Optimizing Decomposition for Optimal Claim Verification
Yining Lu, Noah Ziems, Hy Dang, Meng Jiang
TL;DR
This work addresses misalignment between decomposition and verification in long-form factuality evaluation by introducing a verifier-aware, dynamic decomposition framework. By formulating the problem as a bilevel optimization and solving it with an on-policy RL approach (DyDecomp), the method learns a decomposition policy that tunes subclaim atomicity to each verifier’s preferred information density. Empirical results show DyDecomp improves verification confidence by about 0.07 and accuracy by about 0.12 on multiple verifiers and datasets, while requiring only 4.73M parameters.
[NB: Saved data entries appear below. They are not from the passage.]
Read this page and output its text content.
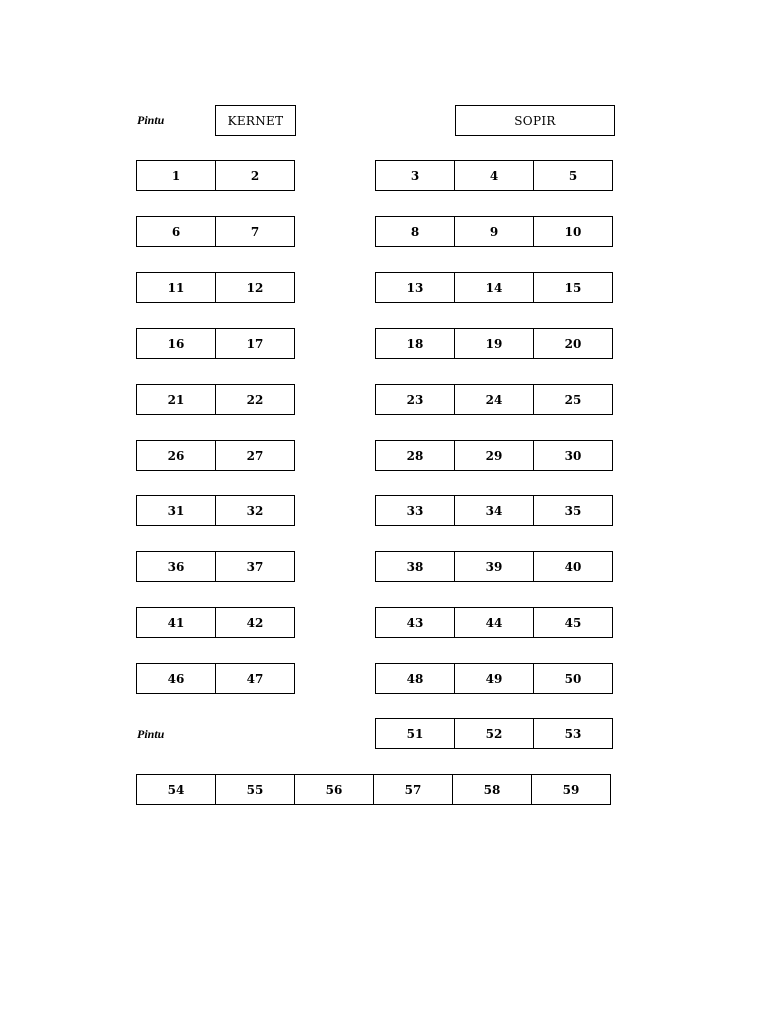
Pintu	KERNET	SOPIR
1	2	3	4	5
6	7	8	9	10
11	12	13	14	15
16	17	18	19	20
21	22	23	24	25
26	27	28	29	30
31	32	33	34	35
36	37	38	39	40
41	42	43	44	45
46	47	48	49	50
Pintu	51	52	53
54	55	56	57	58	59
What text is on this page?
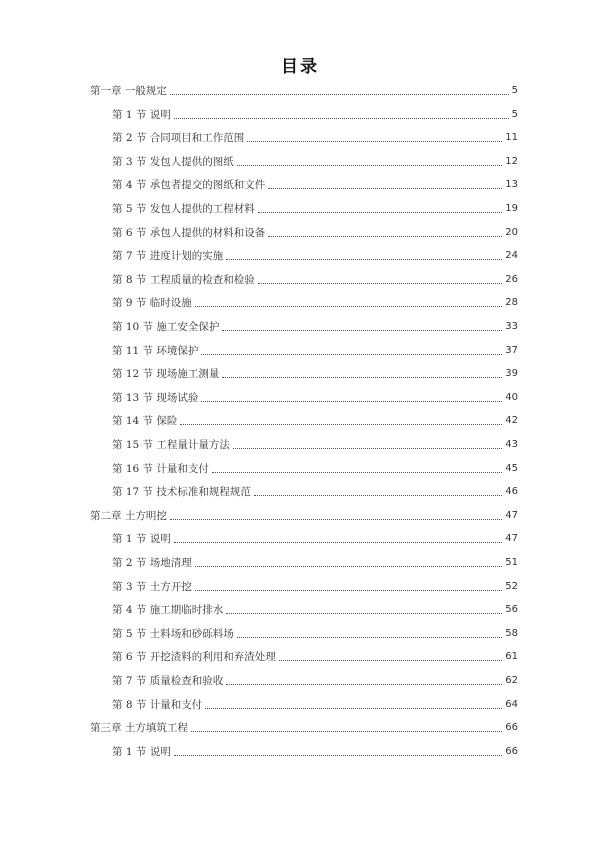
目录
第一章 一般规定	5
第 1 节 说明	5
第 2 节 合同项目和工作范围	11
第 3 节 发包人提供的图纸	12
第 4 节 承包者提交的图纸和文件	13
第 5 节 发包人提供的工程材料	19
第 6 节 承包人提供的材料和设备	20
第 7 节 进度计划的实施	24
第 8 节 工程质量的检查和检验	26
第 9 节 临时设施	28
第 10 节 施工安全保护	33
第 11 节 环境保护	37
第 12 节 现场施工测量	39
第 13 节 现场试验	40
第 14 节 保险	42
第 15 节 工程量计量方法	43
第 16 节 计量和支付	45
第 17 节 技术标准和规程规范	46
第二章 土方明挖	47
第 1 节 说明	47
第 2 节 场地清理	51
第 3 节 土方开挖	52
第 4 节 施工期临时排水	56
第 5 节 土料场和砂砾料场	58
第 6 节 开挖渣料的利用和弃渣处理	61
第 7 节 质量检查和验收	62
第 8 节 计量和支付	64
第三章 土方填筑工程	66
第 1 节 说明	66
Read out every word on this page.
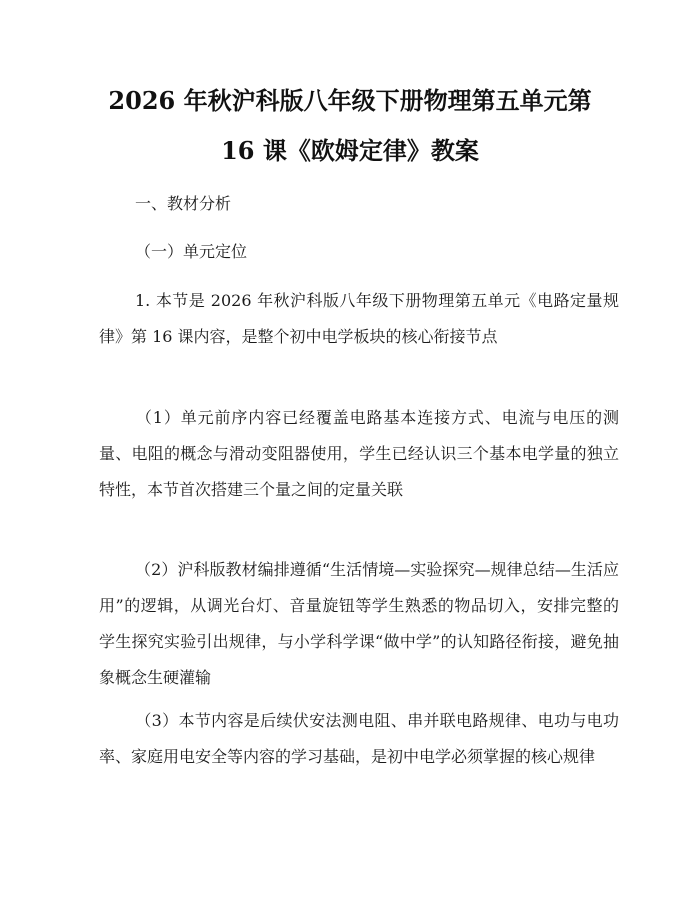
2026 年秋沪科版八年级下册物理第五单元第
16 课《欧姆定律》教案
一、教材分析
（一）单元定位
1. 本节是 2026 年秋沪科版八年级下册物理第五单元《电路定量规律》第 16 课内容，是整个初中电学板块的核心衔接节点
（1）单元前序内容已经覆盖电路基本连接方式、电流与电压的测量、电阻的概念与滑动变阻器使用，学生已经认识三个基本电学量的独立特性，本节首次搭建三个量之间的定量关联
（2）沪科版教材编排遵循“生活情境—实验探究—规律总结—生活应用”的逻辑，从调光台灯、音量旋钮等学生熟悉的物品切入，安排完整的学生探究实验引出规律，与小学科学课“做中学”的认知路径衔接，避免抽象概念生硬灌输
（3）本节内容是后续伏安法测电阻、串并联电路规律、电功与电功率、家庭用电安全等内容的学习基础，是初中电学必须掌握的核心规律
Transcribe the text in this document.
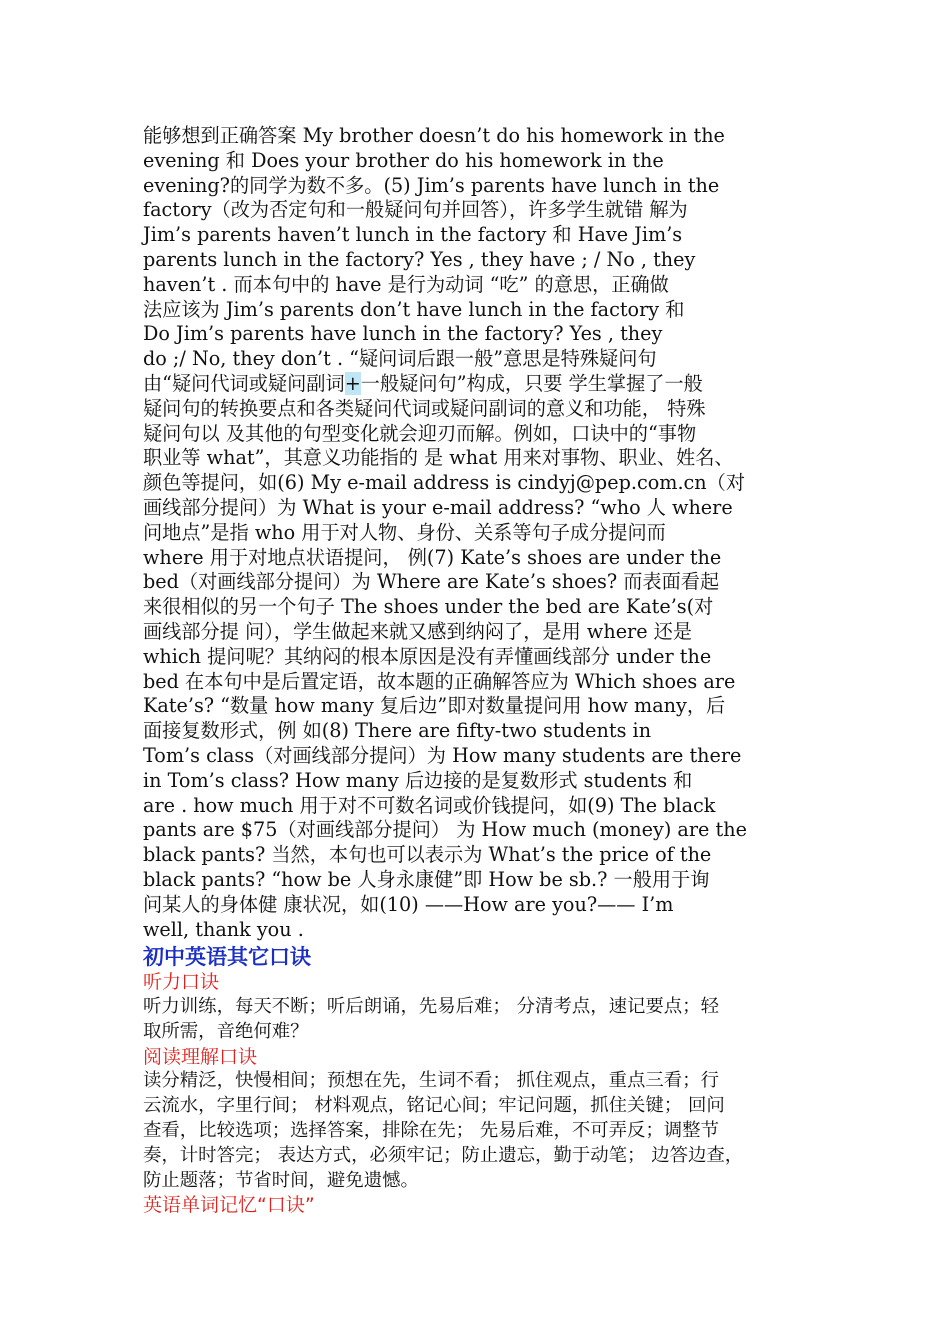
能够想到正确答案 My brother doesn’t do his homework in the
evening 和 Does your brother do his homework in the
evening?的同学为数不多。(5) Jim’s parents have lunch in the
factory（改为否定句和一般疑问句并回答），许多学生就错 解为
Jim’s parents haven’t lunch in the factory 和 Have Jim’s
parents lunch in the factory? Yes , they have ; / No , they
haven’t . 而本句中的 have 是行为动词 “吃” 的意思，正确做
法应该为 Jim’s parents don’t have lunch in the factory 和
Do Jim’s parents have lunch in the factory? Yes , they
do ;/ No, they don’t . “疑问词后跟一般”意思是特殊疑问句
由“疑问代词或疑问副词+一般疑问句”构成，只要 学生掌握了一般
疑问句的转换要点和各类疑问代词或疑问副词的意义和功能， 特殊
疑问句以 及其他的句型变化就会迎刃而解。例如，口诀中的“事物
职业等 what”，其意义功能指的 是 what 用来对事物、职业、姓名、
颜色等提问，如(6) My e-mail address is cindyj@pep.com.cn（对
画线部分提问）为 What is your e-mail address? “who 人 where
问地点”是指 who 用于对人物、身份、关系等句子成分提问而
where 用于对地点状语提问， 例(7) Kate’s shoes are under the
bed（对画线部分提问）为 Where are Kate’s shoes? 而表面看起
来很相似的另一个句子 The shoes under the bed are Kate’s(对
画线部分提 问），学生做起来就又感到纳闷了，是用 where 还是
which 提问呢？其纳闷的根本原因是没有弄懂画线部分 under the
bed 在本句中是后置定语，故本题的正确解答应为 Which shoes are
Kate’s? “数量 how many 复后边”即对数量提问用 how many，后
面接复数形式，例 如(8) There are fifty-two students in
Tom’s class（对画线部分提问）为 How many students are there
in Tom’s class? How many 后边接的是复数形式 students 和
are . how much 用于对不可数名词或价钱提问，如(9) The black
pants are $75（对画线部分提问） 为 How much (money) are the
black pants? 当然，本句也可以表示为 What’s the price of the
black pants? “how be 人身永康健”即 How be sb.? 一般用于询
问某人的身体健 康状况，如(10) ——How are you?—— I’m
well, thank you .
初中英语其它口诀
听力口诀
听力训练，每天不断；听后朗诵，先易后难； 分清考点，速记要点；轻
取所需，音绝何难？
阅读理解口诀
读分精泛，快慢相间；预想在先，生词不看； 抓住观点，重点三看；行
云流水，字里行间； 材料观点，铭记心间；牢记问题，抓住关键； 回问
查看，比较选项；选择答案，排除在先； 先易后难，不可弄反；调整节
奏，计时答完； 表达方式，必须牢记；防止遗忘，勤于动笔； 边答边查，
防止题落；节省时间，避免遗憾。
英语单词记忆“口诀”
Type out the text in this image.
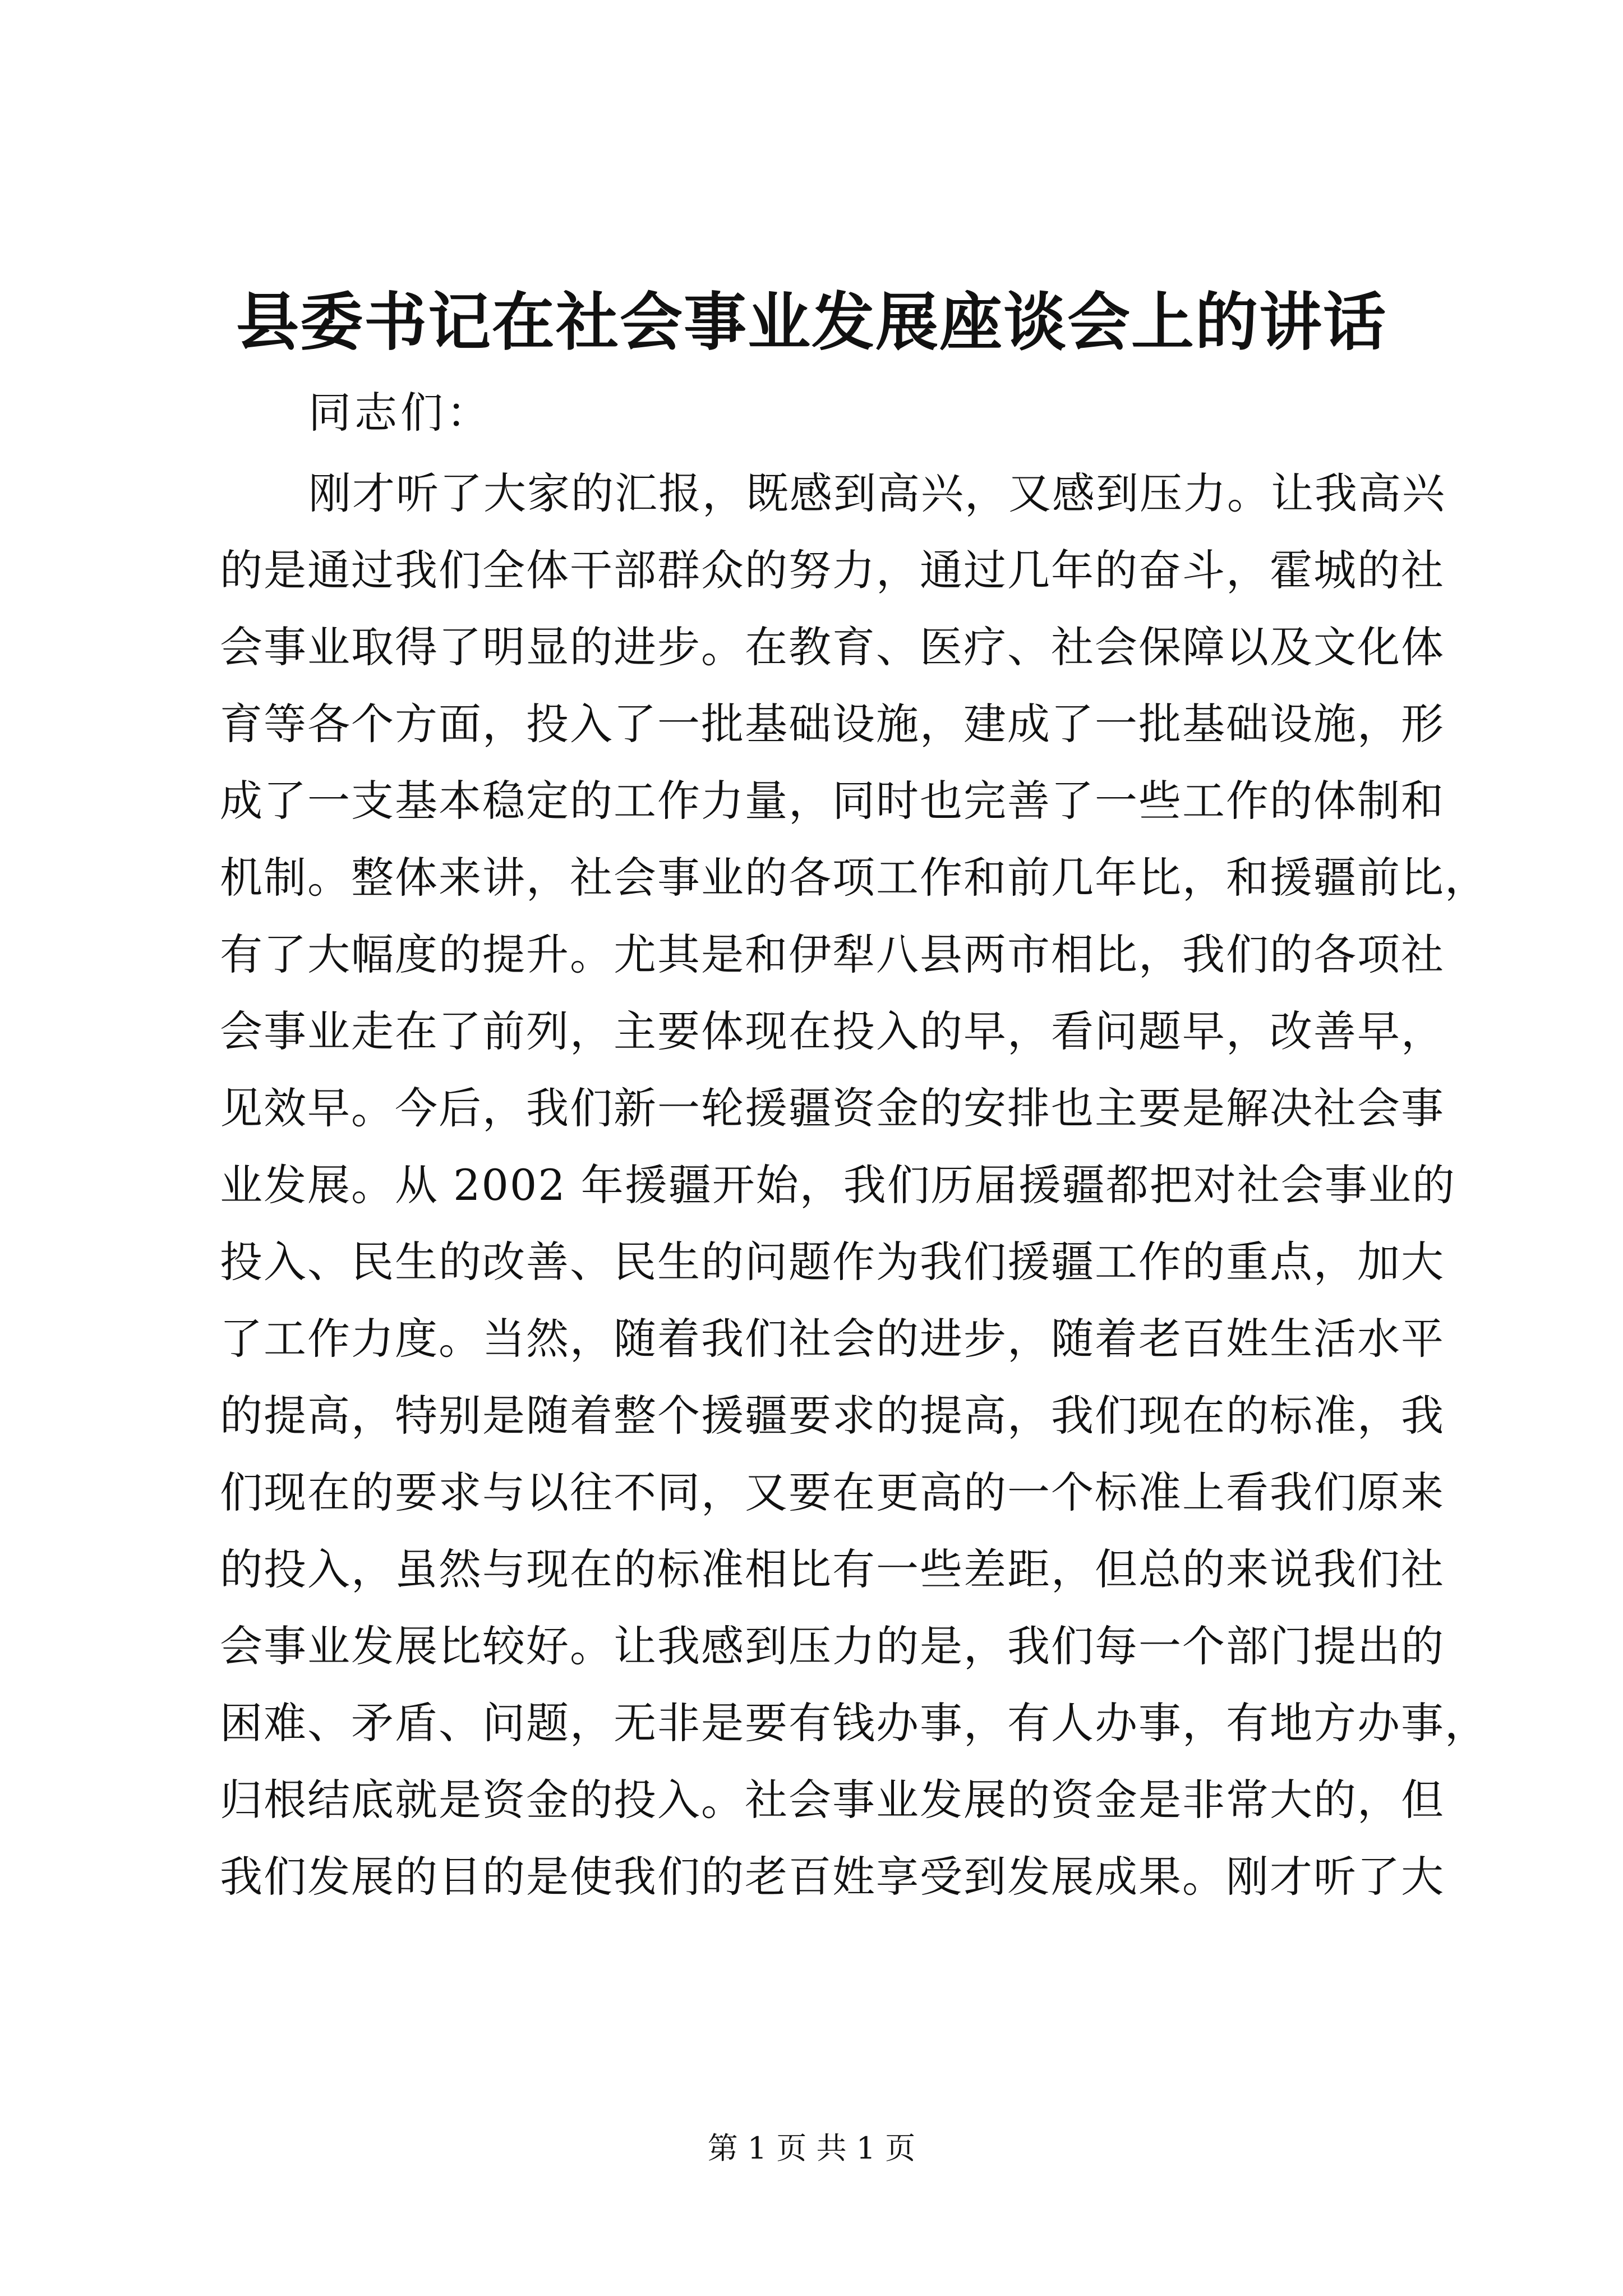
县委书记在社会事业发展座谈会上的讲话
同志们：
刚才听了大家的汇报，既感到高兴，又感到压力。让我高兴
的是通过我们全体干部群众的努力，通过几年的奋斗，霍城的社
会事业取得了明显的进步。在教育、医疗、社会保障以及文化体
育等各个方面，投入了一批基础设施，建成了一批基础设施，形
成了一支基本稳定的工作力量，同时也完善了一些工作的体制和
机制。整体来讲，社会事业的各项工作和前几年比，和援疆前比，
有了大幅度的提升。尤其是和伊犁八县两市相比，我们的各项社
会事业走在了前列，主要体现在投入的早，看问题早，改善早，
见效早。今后，我们新一轮援疆资金的安排也主要是解决社会事
业发展。从 2002 年援疆开始，我们历届援疆都把对社会事业的
投入、民生的改善、民生的问题作为我们援疆工作的重点，加大
了工作力度。当然，随着我们社会的进步，随着老百姓生活水平
的提高，特别是随着整个援疆要求的提高，我们现在的标准，我
们现在的要求与以往不同，又要在更高的一个标准上看我们原来
的投入，虽然与现在的标准相比有一些差距，但总的来说我们社
会事业发展比较好。让我感到压力的是，我们每一个部门提出的
困难、矛盾、问题，无非是要有钱办事，有人办事，有地方办事，
归根结底就是资金的投入。社会事业发展的资金是非常大的，但
我们发展的目的是使我们的老百姓享受到发展成果。刚才听了大
第 1 页 共 1 页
The study also demonstrates that verification confidence correlates strongly with accuracy and that optimal atomicity varies across verifiers, underscoring the value of adapting decomposition to downstream verification systems for robust long-form factuality evaluation.
Abstract
Current research on the \textit{Decompose-Then-Verify} paradigm for evaluating the factuality of long-form text typically treats decomposition and verification in isolation, overlooking their interactions and potential misalignment. We find that existing decomposition policies, typically hand-crafted demonstrations, do not align well with downstream verifiers in terms of atomicity -- a novel metric quantifying information density -- leading to suboptimal verification results. We formulate finding the optimal decomposition policy for optimal verification as a bilevel optimization problem. To approximate a solution for this strongly NP-hard problem, we propose dynamic decomposition, a reinforcement learning framework that leverages verifier feedback to learn a policy for dynamically decomposing claims to verifier-preferred atomicity. Experimental results show that dynamic decomposition outperforms existing decomposition policies, improving verification confidence by 0.07 and accuracy by 0.12 (on a 0-1 scale) on average across varying verifiers, datasets, and atomcities of input claims.